Personally, I've set up my own VPS. The main benefit to using a VPS for backups, is that I can manage the backup process myself. For example, most backup services, like Skydrive, Dropbox, etc, require you to use a proprietary client. If you are lucky, the service also has an API, which means there may be third-party client tools available. But unless you are a developer, you are still going to be limited in the tools that are available to you. Whereas my VPS is just a server, running Linux so it is pretty generic. Why is this important?My favoured approach is using rsync from my NAS to my VPS. But I could transfer files over FTP, NFS, or whatever. I could install owncloud if I wanted, or other similar services. I also like the fact that I can transfer from one VPS to another, pretty easily. In fact, I can set this up to run in the background, offsite location to offsite location, without impacting on my own internet connection. Whereas moving from Dropbox to Skydrive means re-uploading all your data to your new service provider. Given my mediocre upload speeds, this is not something I'd relish.So running my own VPS has it's advantaged. But if setting up a VPS seems like overkill, then pick your backup service provider and use whatever tools they have available. Consider price, speed, reliability, security... whatever is important to you. All the computers in my house connect directly to the NAS, and draw documents from the NAS as required. So as long as I backup from the NAS on a regular basis, everything should be fine. There are a couple of exceptions, though. For example, I keep my music collection on my laptop, so it's available to me whenever I'm away from home. So I periodically sync my laptop with the NAS, usually using rysnc. My laptop is a Macbook Pro, so rsync is available out-of-the-box. If you are using windows.... erm... well, I'm sure there is something similar :)Ok. So, assuming the NAS is more or less the definitive source of all my data, and assuming I've classified all my data according to priority, the following then applies;

  1. High priority stuff gets backed up every night to the VPS. I've written some really simple shell scripts to handle this (which I'll cover in another post), and scheduled them to run at 1am every day. Periodically, high priority stuff is also backed up to external hard drive/s connected to my NAS. This more or less makes me compliant with the 3-2-1 rule -- I have three copies of my data (NAS, cloud and backup drive) and at least one of those is offsite (cloud). Technically, it's not on two different mediums, unless you consider cloud storage to be a different medium to a hard drive. But it's pretty close. Maybe I should consider getting a blu-ray burner?

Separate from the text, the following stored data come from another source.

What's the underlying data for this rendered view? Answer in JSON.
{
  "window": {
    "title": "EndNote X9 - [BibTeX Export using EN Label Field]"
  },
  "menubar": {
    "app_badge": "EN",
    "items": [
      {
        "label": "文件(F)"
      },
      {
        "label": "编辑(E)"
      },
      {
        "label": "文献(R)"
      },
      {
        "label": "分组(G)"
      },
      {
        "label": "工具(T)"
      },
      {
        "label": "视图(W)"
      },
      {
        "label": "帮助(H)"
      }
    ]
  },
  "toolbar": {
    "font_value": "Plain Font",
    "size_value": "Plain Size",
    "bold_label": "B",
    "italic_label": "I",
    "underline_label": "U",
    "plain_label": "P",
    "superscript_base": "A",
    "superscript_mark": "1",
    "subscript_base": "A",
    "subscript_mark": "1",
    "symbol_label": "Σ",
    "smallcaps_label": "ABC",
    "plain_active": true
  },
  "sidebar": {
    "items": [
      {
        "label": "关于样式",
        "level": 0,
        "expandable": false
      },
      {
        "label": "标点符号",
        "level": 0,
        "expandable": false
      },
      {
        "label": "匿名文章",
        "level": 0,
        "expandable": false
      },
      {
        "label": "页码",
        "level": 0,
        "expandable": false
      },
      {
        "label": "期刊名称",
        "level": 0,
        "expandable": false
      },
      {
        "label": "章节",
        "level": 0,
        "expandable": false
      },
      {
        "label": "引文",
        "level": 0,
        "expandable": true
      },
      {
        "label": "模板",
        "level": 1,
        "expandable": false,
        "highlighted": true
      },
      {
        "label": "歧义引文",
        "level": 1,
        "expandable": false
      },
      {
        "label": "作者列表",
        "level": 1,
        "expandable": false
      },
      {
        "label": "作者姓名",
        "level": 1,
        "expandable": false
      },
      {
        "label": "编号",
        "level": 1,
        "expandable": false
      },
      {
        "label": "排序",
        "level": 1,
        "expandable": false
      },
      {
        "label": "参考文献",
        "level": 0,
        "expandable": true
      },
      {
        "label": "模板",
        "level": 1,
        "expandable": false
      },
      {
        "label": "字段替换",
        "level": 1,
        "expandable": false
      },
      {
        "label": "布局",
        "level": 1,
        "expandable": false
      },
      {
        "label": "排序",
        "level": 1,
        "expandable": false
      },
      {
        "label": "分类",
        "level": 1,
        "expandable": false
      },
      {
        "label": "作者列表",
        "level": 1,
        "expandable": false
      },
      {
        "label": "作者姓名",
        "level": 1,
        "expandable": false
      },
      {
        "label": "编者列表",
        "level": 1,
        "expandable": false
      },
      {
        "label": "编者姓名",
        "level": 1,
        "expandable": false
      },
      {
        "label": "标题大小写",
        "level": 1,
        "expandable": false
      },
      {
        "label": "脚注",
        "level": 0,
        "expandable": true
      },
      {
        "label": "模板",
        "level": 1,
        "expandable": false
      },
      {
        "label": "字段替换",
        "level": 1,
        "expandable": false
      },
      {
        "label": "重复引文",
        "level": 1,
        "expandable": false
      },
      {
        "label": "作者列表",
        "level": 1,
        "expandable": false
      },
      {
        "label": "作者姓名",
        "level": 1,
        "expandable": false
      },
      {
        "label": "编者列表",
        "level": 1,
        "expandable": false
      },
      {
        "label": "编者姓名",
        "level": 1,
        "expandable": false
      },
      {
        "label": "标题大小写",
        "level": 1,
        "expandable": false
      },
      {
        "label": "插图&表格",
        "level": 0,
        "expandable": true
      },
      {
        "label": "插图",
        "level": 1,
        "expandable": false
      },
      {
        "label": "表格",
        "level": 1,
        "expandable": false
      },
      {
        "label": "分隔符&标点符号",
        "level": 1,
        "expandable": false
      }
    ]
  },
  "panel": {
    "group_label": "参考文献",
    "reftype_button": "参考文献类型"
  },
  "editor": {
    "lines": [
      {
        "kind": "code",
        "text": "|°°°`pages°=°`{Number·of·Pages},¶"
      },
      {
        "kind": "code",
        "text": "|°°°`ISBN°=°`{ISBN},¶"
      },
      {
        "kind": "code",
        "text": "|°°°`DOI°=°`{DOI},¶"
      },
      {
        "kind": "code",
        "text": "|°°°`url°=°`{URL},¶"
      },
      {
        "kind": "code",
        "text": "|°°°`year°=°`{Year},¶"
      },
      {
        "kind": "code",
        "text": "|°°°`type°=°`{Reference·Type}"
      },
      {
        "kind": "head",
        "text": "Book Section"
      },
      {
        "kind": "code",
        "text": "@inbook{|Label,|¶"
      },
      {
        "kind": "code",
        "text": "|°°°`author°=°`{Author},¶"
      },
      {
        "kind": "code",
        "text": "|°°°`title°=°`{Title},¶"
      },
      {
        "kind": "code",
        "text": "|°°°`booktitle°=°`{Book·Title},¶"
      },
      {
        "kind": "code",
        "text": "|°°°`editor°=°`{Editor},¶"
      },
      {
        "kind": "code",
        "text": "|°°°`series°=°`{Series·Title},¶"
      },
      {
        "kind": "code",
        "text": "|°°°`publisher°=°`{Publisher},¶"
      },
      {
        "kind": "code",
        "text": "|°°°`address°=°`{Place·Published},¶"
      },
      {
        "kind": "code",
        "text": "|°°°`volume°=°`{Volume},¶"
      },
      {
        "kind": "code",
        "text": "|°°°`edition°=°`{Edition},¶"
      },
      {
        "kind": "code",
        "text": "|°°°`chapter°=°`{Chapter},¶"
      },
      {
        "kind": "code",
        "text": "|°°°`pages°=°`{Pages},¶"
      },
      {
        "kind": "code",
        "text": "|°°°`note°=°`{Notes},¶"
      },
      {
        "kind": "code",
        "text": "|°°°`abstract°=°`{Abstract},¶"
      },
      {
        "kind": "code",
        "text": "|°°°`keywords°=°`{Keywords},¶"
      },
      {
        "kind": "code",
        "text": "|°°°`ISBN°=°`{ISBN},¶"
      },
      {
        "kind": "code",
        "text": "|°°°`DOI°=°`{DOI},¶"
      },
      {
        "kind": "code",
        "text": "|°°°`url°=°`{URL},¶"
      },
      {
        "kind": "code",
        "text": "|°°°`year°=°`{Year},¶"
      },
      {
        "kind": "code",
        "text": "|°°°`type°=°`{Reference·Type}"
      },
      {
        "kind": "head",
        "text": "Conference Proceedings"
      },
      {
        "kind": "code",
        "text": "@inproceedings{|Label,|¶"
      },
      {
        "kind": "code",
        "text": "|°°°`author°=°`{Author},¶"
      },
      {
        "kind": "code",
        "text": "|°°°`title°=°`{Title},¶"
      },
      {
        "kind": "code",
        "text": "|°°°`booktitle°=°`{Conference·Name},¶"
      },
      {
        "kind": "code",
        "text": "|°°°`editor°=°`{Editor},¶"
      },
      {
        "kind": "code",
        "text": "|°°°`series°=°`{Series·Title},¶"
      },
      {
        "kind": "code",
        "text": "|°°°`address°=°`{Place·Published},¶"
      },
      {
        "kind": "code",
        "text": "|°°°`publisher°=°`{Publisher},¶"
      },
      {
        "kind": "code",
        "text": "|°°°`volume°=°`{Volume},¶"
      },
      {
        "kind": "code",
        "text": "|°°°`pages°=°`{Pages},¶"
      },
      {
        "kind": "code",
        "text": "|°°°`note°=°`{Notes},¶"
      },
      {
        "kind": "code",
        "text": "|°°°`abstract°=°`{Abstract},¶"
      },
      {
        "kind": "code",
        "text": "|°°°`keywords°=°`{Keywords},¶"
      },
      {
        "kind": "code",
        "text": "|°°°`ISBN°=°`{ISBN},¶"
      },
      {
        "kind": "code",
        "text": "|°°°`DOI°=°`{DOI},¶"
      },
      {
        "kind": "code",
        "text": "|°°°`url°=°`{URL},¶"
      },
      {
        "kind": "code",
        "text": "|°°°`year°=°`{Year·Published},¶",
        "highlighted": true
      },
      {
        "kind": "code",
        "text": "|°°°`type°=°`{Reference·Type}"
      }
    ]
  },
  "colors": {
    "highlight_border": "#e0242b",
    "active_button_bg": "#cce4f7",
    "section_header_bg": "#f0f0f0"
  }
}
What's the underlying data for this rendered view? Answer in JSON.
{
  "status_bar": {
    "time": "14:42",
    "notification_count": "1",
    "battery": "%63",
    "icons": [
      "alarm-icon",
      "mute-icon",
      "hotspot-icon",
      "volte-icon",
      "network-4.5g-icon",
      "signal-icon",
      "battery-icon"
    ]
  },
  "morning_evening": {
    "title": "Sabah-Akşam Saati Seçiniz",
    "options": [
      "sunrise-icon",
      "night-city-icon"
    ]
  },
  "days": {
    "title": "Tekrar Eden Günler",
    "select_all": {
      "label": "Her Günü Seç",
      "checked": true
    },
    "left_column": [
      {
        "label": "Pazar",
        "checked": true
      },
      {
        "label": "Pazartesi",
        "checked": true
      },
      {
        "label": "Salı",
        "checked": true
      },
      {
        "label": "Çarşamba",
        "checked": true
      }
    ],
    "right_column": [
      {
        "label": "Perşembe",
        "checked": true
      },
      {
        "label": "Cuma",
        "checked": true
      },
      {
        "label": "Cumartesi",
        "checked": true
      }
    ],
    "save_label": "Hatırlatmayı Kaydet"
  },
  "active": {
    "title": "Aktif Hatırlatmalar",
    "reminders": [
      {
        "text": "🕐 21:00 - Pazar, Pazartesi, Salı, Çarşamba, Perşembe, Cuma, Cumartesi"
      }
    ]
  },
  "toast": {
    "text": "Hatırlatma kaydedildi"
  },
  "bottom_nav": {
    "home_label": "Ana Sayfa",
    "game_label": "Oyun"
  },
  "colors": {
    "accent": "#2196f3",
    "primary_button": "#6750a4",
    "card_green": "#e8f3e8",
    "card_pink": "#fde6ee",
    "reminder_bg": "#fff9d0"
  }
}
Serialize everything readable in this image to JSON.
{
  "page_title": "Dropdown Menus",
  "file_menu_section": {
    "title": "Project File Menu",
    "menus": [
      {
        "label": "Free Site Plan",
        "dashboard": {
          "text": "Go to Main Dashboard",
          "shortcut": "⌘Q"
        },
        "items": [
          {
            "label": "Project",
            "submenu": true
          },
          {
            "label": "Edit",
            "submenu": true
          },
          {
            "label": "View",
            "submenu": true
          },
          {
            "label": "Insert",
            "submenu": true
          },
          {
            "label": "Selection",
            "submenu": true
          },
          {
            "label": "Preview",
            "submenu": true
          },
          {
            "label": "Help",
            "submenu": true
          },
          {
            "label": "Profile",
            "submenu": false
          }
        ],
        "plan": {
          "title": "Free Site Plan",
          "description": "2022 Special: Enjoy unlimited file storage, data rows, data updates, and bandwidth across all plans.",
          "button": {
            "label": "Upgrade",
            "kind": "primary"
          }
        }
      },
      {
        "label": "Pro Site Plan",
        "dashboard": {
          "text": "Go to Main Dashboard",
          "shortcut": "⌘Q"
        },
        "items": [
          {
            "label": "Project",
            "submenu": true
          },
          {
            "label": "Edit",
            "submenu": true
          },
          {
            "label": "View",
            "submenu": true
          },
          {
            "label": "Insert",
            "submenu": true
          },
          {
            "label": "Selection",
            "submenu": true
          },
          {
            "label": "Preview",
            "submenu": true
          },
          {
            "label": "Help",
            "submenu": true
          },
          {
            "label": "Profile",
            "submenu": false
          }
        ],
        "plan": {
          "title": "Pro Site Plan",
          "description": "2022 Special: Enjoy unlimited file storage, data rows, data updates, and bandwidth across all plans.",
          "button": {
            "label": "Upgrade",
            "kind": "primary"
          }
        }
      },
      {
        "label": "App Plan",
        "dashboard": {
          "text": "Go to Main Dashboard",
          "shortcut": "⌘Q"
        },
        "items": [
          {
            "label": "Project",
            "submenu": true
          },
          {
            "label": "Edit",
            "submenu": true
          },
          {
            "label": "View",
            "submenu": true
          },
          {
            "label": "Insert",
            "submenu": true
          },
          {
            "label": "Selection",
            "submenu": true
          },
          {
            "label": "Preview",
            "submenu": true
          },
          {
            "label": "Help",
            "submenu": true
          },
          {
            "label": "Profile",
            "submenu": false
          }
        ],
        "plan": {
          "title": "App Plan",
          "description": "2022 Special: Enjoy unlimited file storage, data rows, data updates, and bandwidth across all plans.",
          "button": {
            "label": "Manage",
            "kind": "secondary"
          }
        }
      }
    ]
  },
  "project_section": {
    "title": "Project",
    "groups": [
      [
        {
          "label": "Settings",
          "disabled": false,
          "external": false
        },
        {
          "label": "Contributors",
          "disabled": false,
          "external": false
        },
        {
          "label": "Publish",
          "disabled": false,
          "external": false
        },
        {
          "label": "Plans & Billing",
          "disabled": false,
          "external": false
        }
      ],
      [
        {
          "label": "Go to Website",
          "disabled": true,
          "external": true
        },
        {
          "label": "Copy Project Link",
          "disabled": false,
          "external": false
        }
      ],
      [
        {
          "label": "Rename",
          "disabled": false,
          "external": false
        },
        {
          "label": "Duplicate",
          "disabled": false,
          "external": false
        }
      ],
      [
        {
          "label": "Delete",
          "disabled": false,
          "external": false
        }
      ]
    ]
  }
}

  2. Medium priority stuff is backed up periodically to external hard drive's, but not stored on the cloud. Since most of this material is ripped DVDs and Blu Rays, you could argue that technically I have three copies of the data -- NAS, backup drive and the original discs. And I comply with the requirement for two different mediums (optical disc and hard drive), but I don't comply with the offsite requirement. If I had the means, I suppose I could box up the original discs and put them in storage. And in the event that something really serious happened, I could always re-buy all the discs. So again, that's pretty close to the 3-2-1 rule.
  3. Low priority stuff doesn't get backup at all. But as with all the data, it is protected by SnapRAID's parity protection. On a few occasions I've accidentally deleted files, and been able to restore them using SnapRAIDs functionality. So that's pretty handy, and about as much as I can expect for temporary files.


So, do I comply with best practices? Not exactly. But for a home user, looking to manage a large volume of data in a cost-effective manner, I think I come pretty close. At the end of the day, it's all about tradeoffs. How important is your data? How much are you willing to spend? How much effort are you prepared to go to? At the very least, these are questions you should stop and think about. There will be a time when you lose your data, either through a careless accident, bad luck or malfeasant technology. So be prepared.